The learned judge also identified some mitigating features. The applicant was affected by post-traumatic stress disorder, having unfortunately been the victim of a robbery in 2010. He was treated as a man of previous good character. He was clearly under substantial emotional and financial pressure at the material time and his state of mind at the time of the offence was very different from his usual state.
The judge concluded that the aggravating features substantially outweighed the mitigating factors and he increased the appropriate sentence to one of 19 years' custody.
In renewing his application the applicant has waived legal professional privilege and has provided this court both with his trial advocate's advice and grounds of appeal and with a copy of an advice subsequently obtained from other counsel. In the documents which the applicant himself has submitted to this court he explains he has used his time in prison to study law and he now regards the grounds of the appeal which was previously put forward as having missed the key points. He submits that the judge was wrong to increase the sentence by 3 years because the applicant had received the caution in October 2012, which the applicant says means that he has been punished twice for the same offence. He further submits that his sentence was too long when compared with sentences in other cases in which much more serious injuries had been inflicted. He has provided us with a copy of the sentencing remarks of another judge sentencing in an unrelated case in 2012.
The applicant has clearly put a lot of work into this application. He has stated his arguments clearly and courteously. His two principal points are however based on misunderstandings. As to the first, it was both lawful and appropriate for the judge to treat the October 2012 incident as an aggravating feature. To do so does not involve double punishment for the 2012 offence. Rather, it is the identification of a factor which significantly increases the seriousness of the later attempted murder, and so makes it appropriate to increase the sentence for that later offence.
As to the second point, it must be remembered that all cases are different. In the unrelated case which the applicant has put before us the judge appears to have been dealing with offenders who were significantly younger than this applicant and had not been convicted of attempted murder. Reference to the sentences imposed in that case therefore simply cannot assist this applicant to challenge his own sentence.
In those circumstances the fresh grounds of appeal which the applicant wishes to put forward would have no prospect of success even if he could surmount the high hurdle of justifying both the long delay and his wish to depart completely from the original grounds of appeal.

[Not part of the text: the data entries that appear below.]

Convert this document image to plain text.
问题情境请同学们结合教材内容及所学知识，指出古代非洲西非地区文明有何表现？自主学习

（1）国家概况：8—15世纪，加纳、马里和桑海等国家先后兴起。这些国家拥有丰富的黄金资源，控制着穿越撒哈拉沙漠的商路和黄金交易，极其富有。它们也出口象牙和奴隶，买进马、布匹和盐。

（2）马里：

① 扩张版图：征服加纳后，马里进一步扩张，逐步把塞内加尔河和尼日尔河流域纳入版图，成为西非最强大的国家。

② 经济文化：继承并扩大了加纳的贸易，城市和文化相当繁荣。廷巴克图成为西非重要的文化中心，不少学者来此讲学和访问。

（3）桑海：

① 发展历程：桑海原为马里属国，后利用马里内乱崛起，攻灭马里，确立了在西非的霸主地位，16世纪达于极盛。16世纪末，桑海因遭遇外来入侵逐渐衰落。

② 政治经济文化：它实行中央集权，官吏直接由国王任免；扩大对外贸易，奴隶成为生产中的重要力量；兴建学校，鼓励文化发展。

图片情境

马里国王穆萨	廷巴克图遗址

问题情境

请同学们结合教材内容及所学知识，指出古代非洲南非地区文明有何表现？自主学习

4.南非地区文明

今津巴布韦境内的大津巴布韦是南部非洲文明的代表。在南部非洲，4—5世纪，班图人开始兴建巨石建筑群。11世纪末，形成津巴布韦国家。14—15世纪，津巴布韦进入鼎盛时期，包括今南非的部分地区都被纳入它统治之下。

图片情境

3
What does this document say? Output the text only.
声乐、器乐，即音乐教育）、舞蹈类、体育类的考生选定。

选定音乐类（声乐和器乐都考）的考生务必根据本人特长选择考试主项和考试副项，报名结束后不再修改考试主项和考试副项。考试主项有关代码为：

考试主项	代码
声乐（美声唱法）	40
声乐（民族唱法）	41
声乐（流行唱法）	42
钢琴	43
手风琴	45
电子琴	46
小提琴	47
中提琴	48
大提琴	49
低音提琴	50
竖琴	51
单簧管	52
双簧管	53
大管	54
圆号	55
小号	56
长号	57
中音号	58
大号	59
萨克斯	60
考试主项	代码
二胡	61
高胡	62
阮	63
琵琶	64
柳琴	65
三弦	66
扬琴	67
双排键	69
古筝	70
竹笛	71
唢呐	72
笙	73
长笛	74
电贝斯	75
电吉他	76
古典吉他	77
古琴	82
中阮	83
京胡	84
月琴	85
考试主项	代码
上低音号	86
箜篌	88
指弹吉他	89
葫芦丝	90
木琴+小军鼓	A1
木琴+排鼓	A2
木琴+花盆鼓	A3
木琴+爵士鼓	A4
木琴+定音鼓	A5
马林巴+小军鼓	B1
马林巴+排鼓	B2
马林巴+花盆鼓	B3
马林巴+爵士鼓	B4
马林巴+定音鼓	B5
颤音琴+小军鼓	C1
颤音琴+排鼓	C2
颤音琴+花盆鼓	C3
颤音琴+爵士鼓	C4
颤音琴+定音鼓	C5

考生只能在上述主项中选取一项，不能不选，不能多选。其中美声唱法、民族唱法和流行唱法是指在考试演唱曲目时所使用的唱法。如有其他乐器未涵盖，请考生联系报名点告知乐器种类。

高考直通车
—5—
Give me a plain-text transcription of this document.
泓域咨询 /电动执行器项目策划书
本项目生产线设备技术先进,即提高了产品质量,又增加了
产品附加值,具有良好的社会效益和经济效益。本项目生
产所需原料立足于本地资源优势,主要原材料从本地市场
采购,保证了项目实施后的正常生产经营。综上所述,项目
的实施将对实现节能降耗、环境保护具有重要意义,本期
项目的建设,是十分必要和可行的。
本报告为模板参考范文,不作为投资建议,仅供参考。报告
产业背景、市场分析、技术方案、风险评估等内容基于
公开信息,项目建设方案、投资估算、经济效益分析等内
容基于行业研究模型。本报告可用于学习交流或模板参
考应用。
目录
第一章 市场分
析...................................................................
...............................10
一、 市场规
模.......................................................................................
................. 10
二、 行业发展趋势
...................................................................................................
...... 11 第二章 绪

It is therefore unnecessary to consider those aspects of the case in further detail because an appeal would, in any event, be doomed to failure. We should add that in fairness to the applicant, we have considered whether there is any point in his favour which may not have been apparent to him, acting as he is in person. We are however satisfied that the sentence of 19 years' imprisonment was neither wrong in principle nor manifestly excessive.
For those reasons the applications for an extension of time and for leave to appeal against sentence are refused.